На стуле в заколотой булавками бумаге лежал новый светло-серый костюм, накануне принесенный от портного; портной уверял, что на этот костюм пошел последний, чудом у него сохранившийся, отрез настоящей английской материи. И действительно костюм после трех примерок вышел хорош. Фомин очень любил одеваться; он знал толк и в дамских нарядах (это признавала и Муся, правда с оговоркой: «насколько мужчины вообще способны что-нибудь смыслить в платьях»). Закончив свой туалет, старательно затянув галстук, очень подходивший к костюму и к носкам, Платон Михайлович, в самом лучшем настроении духа, вышел на улицу. Швейцар почтительно ему поклонился и сказал, что погода сегодня очень хорошая. Фомин это подтвердил, с удовольствием сознавая, что швейцара не надо называть товарищем и что у ворот дворник никак не может передать назначение на дежурство от домового комитета. По залитым солнцем аллеям чудесных садов Платон Михайлович спустился на Крещатик, купил еще газету, купил недурную немецкую сигару и удобно устроился на террасе людной кофейни, где восторженно галдели с безнадежно-пессимистическим видом маклеры и обменивались радостными впечатлениями бледные, исхудалые приезжие из Великороссии. Фомин пил ледяной лимонад, лениво-блаженно пробегал газетные объявления и думал, что, если бы он был в Петербурге, то в это время дня, голодный и запуганный, вися на подножке еле движущегося трамвая, ехал бы к другим, еще более голодным и запуганным людям принимать у них фарфор, картины, мебель. «Еду в Москву, проезд обеспечен, принимаю поручения», — читал он. Нелепость происходивших событий, сказавшаяся в этом объявлении, поразила было Фомина, но сейчас же и утонула в радостном сознании, что ему в Москву ехать не надо.

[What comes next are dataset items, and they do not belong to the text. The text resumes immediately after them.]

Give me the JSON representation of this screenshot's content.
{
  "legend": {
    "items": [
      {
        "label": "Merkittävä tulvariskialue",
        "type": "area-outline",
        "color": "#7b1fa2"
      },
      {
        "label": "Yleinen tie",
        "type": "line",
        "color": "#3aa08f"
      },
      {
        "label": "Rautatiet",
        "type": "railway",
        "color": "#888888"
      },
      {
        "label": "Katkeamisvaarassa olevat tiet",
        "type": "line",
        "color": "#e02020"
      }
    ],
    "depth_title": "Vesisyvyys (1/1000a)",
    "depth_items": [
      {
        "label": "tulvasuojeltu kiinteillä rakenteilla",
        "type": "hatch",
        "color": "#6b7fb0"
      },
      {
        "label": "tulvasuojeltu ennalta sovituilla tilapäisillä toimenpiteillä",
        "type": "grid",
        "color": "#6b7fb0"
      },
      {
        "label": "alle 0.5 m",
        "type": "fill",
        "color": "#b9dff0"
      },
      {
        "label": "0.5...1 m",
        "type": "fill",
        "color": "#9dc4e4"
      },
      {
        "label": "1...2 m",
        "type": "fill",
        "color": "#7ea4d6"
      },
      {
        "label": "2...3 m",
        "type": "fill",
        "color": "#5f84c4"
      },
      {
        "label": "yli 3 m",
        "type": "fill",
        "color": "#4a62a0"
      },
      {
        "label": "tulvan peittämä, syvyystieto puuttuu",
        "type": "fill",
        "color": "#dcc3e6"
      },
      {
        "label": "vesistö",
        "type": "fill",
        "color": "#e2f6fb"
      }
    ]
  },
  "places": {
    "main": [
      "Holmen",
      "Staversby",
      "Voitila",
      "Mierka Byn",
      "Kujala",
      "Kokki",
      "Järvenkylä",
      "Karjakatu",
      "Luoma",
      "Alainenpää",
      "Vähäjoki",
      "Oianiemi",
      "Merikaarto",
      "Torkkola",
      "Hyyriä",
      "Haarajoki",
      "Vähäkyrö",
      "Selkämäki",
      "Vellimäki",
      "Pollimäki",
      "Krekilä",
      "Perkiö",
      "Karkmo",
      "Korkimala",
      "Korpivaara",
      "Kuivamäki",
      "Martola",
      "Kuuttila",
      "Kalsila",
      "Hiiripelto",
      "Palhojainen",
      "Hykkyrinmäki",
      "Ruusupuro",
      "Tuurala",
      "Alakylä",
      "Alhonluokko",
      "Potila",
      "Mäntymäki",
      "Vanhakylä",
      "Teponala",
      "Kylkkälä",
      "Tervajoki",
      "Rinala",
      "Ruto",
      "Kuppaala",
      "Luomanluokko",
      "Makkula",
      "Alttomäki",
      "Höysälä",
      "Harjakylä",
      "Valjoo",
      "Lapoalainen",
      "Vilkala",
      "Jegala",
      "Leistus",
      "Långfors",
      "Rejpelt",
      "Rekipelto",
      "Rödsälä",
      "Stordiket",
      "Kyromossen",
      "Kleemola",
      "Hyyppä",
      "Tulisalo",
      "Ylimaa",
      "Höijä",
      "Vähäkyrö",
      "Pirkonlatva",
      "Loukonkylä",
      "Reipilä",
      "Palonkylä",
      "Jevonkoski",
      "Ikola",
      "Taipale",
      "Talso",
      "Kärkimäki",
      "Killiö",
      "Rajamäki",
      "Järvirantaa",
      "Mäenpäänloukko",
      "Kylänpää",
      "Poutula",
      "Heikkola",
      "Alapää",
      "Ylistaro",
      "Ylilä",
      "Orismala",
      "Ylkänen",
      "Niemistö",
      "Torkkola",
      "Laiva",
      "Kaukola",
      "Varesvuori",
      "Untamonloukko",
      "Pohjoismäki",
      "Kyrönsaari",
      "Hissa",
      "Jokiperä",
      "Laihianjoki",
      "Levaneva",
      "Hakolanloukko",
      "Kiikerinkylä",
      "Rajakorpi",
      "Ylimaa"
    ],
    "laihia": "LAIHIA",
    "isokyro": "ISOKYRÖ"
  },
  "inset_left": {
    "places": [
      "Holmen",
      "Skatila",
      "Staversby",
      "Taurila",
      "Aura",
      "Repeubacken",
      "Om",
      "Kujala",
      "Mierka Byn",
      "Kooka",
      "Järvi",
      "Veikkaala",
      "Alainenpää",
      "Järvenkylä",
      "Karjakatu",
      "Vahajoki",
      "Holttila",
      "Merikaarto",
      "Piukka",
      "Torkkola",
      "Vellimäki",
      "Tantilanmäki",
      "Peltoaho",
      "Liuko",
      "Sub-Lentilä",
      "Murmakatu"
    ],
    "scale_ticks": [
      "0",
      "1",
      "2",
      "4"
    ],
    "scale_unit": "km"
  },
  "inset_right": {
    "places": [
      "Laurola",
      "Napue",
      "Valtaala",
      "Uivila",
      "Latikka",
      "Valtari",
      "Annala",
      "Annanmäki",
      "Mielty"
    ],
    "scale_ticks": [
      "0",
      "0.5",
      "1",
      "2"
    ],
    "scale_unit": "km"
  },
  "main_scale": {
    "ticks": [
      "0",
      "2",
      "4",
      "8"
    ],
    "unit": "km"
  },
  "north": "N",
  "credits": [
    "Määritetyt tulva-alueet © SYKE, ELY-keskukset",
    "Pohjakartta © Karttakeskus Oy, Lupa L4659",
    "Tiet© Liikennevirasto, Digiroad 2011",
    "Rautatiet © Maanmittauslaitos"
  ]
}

— Платон Матвеевич!.. Здравствуйте!

Фомин оглянулся с недовольным видом и тотчас поднялся, увидев перед собой Артамонова. Они не были близко знакомы в Петербурге: Артамонов был значительно старше Фомина и принадлежал к другому, более высокому кругу. Однако здесь они встретились радостно, почти как приятели; не обнялись, правда, но долго пожимали друг другу руки.

— …Да, вид у вас, Владимир Иванович; можно сказать…

— Господи! Если б вы только знали, что это была за жизнь!.. Вы просто себе не можете представить!

— Могу, потому что я и сам недавно из Петербурга…

— Кошмар! Сплошной кошмар!.. Но какая здесь благодать! Ведь я только вчера вечером приехал!

— Через Оршу?

— Через Оршу… Это целая история, надо вам рассказать толком… Ну, я вам скажу, было!

— Да я и сам…

— Нет, вы не можете себе представить! Это не жизнь была, а прямо ад, Платон Матвеевич! Ад!

— Платон Михайлович.

— Виноват, Платон Михайлович… Ад и кошмар!

— Слава Богу, что выбрались… Подсаживайтесь, Владимир Иванович. Давайте, кофейку выпьем, здесь прекрасный кофе.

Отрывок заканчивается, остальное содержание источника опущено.